Références complémentaires
Il y a quelques semaines, au cours des mois de janvier-mars, j’ai entendu sur France Culture plusieurs émissions (à moins que cela ait été une seule émission) relevant de la même mouvance.
Une d’elle évoquait un roman uchronique relatif aux relations entre les Incas et l’Europe, qui imaginait sardoniquement l’Europe « découverte » par un navigateur inca (dynastie considérée comme très « arrogante », par d’autres peuples de la Cordillère des Andes, dès avant l’arrivée des Espagnols).
Je me rappelle aussi avoir entendu Patrick Boucheron (professeur au Collège de France) parler des grandes découvertes, expliquant à quel point l’Asie orientale des XVème et XVIème siècles était plus avancée que l’Europe et conclure (je ne me rappelle pas les termes exacts, mais c’était l’idée) : « On ne comprend pas bien pourquoi ce sont les Européens qui ont découvert le reste du monde. » (il faudrait qu'il retourne au collège !).
D’autres font grand cas d’une expédition maritime qui aurait été lancée un empereur chinois pour « explorer le monde », preuve selon eux que les Chinois auraient pu et donc qu'ils auraient dû découvrir l’Europe (et non pas les nullards qui l'ont fait)…
Bref, que l’histoire (série d'événements) qui est réellement arrivée (Colomb, Magellan, Vasco de Gama, et autres tristes sires), c’est « trop pas juste » pour des peuples qui nous étaient bien supérieurs, à nous, les Européens, tant sur le plan moral que technique.

Commentaire
Tout ça relève du grand n’importe quoi.

Une histoire moralisatrice
Tout ça relève d’une histoire incroyablement moralisatrice, une histoire (pratique professionnelle) qui semble se donner pour but non pas d’étudier ce qui s’est passé (aussi bien qu'on puisse le faire), mais de porter des jugements sur ce qui s’est prétendûment passé.
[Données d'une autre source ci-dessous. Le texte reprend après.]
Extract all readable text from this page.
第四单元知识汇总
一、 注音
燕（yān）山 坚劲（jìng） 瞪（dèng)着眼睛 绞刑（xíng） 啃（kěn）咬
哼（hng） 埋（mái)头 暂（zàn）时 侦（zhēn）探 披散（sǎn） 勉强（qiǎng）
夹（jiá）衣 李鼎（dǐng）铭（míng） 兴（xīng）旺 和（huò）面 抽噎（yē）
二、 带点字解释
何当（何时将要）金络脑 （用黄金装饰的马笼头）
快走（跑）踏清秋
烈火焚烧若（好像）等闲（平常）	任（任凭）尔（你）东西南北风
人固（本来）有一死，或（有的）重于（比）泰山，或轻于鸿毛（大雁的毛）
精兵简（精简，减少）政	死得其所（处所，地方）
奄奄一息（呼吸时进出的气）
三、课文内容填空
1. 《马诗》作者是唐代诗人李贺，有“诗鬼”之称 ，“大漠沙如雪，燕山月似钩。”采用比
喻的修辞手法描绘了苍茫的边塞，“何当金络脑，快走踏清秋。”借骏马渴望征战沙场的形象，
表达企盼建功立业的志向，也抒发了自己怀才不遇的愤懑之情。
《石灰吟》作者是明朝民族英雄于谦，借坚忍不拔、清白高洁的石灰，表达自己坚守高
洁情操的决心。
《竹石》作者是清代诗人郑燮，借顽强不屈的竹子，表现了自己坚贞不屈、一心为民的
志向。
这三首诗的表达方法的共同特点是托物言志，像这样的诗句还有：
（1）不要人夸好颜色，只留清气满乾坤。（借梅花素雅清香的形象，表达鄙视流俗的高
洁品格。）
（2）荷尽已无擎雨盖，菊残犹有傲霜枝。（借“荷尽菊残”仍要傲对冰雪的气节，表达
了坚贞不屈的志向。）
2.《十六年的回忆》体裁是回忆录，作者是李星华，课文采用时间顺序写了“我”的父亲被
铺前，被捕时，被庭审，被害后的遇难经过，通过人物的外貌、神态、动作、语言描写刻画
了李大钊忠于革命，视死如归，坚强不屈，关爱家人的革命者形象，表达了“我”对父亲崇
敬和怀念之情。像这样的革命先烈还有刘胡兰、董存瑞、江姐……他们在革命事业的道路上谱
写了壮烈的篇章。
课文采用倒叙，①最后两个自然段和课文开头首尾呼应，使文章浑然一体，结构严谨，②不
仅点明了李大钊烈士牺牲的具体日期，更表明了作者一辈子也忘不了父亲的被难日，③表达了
Car lorsque Boucheron dit « on ne comprend pas », il veut dire en réalité : « ce qui s’est passé n'était pas bien, ça n’aurait pas dû se passer comme ça, c’est trop pas juste ! ».
On trouve aussi cette idée dans la notice de Chalier : lorsque il écrit que « ce n’est pas Magellan qui a fait le premier tour du monde, mais son esclave malais », il veut dire que ce n’est pas juste pour cet esclave dont l’histoire a certes retenu le nom (« Enrique »), son nom européen, du moins, mais ne lui a pas accordé la gloire qu’elle a (à tort) allouée à Magellan. Lequel était un « [vil] mercenaire de l’Espagne » (Colomb aussi). L’Espagne qui était seulement impliquée dans une rivalité minable avec le Portugal, deux pays qui n’avaient pas seulement prévenu l'empereur de Chine du mauvais coup qu’ils préparaient !). Hé oui ! l'histoire, ce n'est pas toujours grandiose !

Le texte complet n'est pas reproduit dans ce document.